Thursday, March 7, 2013

Back in the Game





I love to write. And, for as long as I can remember, people have encouraged me to do so. More specifically, to write a book. Some said it jokingly because it seemed as though there was always some sort of drama going on (which, for awhile, there was). I’d joke along with them about the many potential future chronicles. Others felt that I should share my story to bring encouragement to others going through their own hard times. Undoubtedly, God has been faithful to meet me in some painful seasons of life and I was well aware that the comfort I received was something I needed to pass along to others…

Though writing a book was, in fact, something that I desired to do, I always felt the time was not right; that it would take place years, possibly even decades, down the pike. And to be perfectly honest, why would anyone want to hear from some random chick in New York? What right did I have to even pursue such a lofty endeavor? Sure God has brought me through some terrible circumstances but "those" days were over. And "those" circumstances included memories that I could have gone without remembering. Not to mention the people it could effect. Yes, God has brought me through some real storms and through the fire. I was finally on the other side of "those" times and tremendously thankful to be out and not have to return to such deep pain. No, I decided to stick to blogging for leisure as I figured out what it was that I was supposed to be doing with my life. Besides, if the opportunity ever did arise for a book to be written, I was sure that by that time, the right topic would have become clear. Of course, I figured "that" time was far, far away.

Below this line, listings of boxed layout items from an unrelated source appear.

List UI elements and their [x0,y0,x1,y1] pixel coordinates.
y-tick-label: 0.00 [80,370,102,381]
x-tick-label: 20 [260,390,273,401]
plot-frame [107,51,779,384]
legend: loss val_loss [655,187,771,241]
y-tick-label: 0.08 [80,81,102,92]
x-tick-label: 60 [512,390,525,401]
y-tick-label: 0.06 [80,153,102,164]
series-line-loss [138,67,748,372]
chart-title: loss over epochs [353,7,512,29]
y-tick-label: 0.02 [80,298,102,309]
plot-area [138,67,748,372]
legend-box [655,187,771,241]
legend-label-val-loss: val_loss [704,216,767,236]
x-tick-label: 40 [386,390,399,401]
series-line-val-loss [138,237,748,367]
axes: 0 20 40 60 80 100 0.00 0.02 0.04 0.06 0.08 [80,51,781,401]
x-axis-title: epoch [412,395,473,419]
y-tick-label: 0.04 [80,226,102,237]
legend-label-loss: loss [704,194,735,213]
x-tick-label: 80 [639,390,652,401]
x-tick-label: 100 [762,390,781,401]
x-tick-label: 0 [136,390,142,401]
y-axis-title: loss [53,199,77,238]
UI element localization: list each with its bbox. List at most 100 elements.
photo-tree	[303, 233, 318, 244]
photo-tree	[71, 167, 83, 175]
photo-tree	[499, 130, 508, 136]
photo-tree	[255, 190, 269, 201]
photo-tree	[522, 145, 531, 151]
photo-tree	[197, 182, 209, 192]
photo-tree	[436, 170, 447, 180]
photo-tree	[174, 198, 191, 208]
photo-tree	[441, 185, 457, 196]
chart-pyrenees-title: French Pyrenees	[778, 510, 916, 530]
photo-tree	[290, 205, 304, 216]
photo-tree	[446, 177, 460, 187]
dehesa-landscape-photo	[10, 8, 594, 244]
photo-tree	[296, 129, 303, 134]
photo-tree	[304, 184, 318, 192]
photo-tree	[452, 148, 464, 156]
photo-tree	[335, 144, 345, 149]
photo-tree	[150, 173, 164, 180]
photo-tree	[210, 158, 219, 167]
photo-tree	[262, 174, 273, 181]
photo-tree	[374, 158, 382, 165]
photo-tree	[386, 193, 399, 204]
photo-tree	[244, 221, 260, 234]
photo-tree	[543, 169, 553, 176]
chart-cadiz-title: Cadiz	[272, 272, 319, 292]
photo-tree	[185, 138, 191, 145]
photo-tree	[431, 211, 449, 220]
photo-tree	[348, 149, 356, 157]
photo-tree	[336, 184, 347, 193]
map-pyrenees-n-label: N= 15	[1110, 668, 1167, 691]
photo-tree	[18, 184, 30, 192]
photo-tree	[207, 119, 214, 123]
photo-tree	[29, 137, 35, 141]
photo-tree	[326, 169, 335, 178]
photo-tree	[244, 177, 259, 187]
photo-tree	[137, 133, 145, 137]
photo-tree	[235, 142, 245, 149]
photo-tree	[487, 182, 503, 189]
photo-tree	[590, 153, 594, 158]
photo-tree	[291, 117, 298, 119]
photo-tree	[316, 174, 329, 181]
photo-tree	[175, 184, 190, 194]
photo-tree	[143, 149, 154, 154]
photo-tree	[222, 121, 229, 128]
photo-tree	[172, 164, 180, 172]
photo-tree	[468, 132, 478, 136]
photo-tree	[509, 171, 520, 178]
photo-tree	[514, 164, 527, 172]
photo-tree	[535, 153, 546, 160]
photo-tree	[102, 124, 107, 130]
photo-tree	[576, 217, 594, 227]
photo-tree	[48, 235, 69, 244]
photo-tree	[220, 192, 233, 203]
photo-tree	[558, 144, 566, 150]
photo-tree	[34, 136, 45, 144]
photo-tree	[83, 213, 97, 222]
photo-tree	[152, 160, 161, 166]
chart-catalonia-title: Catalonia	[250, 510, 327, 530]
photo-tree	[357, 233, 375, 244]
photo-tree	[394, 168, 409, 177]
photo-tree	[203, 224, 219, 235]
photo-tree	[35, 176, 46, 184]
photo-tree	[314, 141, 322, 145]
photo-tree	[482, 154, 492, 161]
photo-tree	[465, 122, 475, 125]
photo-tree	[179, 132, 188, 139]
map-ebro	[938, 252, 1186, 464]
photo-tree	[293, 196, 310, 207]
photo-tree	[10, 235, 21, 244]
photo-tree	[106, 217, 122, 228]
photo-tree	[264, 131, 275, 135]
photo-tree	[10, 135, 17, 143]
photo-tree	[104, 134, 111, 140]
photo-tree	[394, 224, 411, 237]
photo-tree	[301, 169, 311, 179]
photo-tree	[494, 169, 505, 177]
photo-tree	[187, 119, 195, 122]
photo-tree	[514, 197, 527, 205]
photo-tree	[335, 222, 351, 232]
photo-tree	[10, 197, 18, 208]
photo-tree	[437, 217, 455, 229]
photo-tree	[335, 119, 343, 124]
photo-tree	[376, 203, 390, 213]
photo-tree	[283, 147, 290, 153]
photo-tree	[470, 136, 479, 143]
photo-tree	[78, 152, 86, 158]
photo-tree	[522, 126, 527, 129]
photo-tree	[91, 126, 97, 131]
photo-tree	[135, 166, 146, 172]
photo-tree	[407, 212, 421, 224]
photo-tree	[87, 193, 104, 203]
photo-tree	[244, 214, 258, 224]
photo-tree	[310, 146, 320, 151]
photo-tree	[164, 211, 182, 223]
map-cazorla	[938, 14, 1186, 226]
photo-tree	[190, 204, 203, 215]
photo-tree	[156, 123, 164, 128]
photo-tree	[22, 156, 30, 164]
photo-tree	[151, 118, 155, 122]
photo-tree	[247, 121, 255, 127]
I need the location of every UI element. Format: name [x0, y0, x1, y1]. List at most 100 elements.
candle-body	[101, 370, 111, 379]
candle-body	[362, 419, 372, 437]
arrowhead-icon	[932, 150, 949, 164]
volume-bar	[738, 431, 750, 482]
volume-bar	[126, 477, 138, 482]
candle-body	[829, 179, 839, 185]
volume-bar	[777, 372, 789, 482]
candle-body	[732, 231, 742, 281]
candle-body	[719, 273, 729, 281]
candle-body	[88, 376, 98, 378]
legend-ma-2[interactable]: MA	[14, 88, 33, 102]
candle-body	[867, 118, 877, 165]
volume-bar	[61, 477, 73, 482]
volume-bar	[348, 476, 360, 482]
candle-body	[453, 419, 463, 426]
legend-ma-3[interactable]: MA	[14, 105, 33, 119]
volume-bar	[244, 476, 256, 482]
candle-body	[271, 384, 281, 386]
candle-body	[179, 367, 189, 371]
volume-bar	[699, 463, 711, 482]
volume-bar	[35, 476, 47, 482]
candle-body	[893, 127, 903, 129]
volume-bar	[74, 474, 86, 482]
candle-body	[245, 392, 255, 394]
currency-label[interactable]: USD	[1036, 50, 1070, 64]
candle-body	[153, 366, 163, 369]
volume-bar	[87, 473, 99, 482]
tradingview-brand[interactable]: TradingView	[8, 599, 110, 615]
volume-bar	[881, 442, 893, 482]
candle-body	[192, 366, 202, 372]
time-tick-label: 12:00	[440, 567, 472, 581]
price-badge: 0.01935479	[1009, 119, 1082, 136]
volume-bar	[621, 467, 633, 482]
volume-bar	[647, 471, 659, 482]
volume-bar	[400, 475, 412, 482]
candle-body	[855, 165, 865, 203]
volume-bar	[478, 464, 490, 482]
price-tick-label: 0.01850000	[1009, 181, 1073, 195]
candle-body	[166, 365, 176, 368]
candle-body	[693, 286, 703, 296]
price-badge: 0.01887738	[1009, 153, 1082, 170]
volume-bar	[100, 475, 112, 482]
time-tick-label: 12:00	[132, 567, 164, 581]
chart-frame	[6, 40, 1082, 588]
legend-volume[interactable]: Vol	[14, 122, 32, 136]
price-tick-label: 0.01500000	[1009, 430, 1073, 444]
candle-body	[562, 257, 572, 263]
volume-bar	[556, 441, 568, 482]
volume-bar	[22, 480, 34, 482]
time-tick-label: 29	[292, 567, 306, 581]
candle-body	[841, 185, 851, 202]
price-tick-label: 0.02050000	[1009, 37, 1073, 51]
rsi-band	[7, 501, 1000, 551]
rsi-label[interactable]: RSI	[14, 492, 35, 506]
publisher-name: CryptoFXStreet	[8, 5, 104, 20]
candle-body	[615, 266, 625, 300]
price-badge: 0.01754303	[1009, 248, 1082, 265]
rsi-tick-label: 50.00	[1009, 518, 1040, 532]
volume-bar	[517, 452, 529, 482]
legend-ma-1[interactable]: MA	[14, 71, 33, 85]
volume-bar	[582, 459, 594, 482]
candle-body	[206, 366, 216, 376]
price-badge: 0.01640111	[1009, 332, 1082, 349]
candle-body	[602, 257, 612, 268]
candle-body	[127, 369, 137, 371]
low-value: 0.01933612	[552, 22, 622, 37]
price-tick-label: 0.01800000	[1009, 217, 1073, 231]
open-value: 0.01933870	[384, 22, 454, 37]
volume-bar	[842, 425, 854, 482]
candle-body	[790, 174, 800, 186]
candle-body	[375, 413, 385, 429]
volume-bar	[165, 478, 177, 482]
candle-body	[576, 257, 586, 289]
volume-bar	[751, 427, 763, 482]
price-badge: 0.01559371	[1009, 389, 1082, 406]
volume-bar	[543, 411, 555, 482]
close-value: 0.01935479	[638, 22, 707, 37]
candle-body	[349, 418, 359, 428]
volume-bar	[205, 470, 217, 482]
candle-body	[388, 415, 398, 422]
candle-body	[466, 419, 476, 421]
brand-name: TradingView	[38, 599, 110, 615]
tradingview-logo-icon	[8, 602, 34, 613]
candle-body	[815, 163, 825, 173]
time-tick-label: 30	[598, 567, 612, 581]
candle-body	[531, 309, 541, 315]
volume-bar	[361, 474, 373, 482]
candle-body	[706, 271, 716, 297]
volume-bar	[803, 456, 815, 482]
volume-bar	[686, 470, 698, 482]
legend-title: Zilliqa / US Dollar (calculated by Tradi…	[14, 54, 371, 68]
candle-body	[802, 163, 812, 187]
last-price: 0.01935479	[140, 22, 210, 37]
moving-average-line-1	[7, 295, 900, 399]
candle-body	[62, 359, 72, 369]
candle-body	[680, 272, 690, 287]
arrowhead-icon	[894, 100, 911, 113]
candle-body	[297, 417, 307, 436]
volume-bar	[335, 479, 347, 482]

Well, the topic did become clear. And so did the confirmation. 
Much earlier than I anticipated. And then came the next confirmation. And the next one. And wide open doors to write. And promises from the Word. And encouragement from others. And countless confirmations after that. So I began to write. And write some more. Online and offline. The topic was finally clear however, as time went by, the ability to sit down and actually write about it became difficult. Opposition kicked in hard in a variety of ways and my specific focus began to fizzle out which eventually affected my writing overall. But I chalked it up to the fact that “maybe it’s just not the right time.” Rather than acknowledging that all the opposition and distraction was basically proof that it really was time.

Fast forward a little more… I hit a wall in my writing… which is no secret to any of you who regularly pass through this space. I tried to justify the absence by the fact that I’ve continued to write offline here and there or that “maybe it’s not a season for me to blog” or because I’ve been busy. I wish I could give you a legit explanation but I honestly can’t. The fact of the matter is, I have no valid excuse except for outright laziness and disobedience. I’ve been off the radar in the blogosphere and the bottom line is that I have not been a good steward of what God has entrusted to me. So, rather than write a bunch of fluff about that, I’m hitting the reset button and am starting over. (Hallelujah for God's grace!). The Lord made it real to me tonight at my church’s prayer meeting (which I plan to write more about on another day cuz God met me in an awesome way) that it’s time to get back in the game.

So here I am. I’m back. Stay tuned… There’s much to share. :)

pressing on toward the goal…

(and jumping up and screaming like Tyson Chandler… in a very writer-like way...) 



2 comments:

MOM said...

Our God is faithful and the vision awaited an appointed time!

David Wilma McClelland said...

Glad you're back. Can't wait to see what God is doing!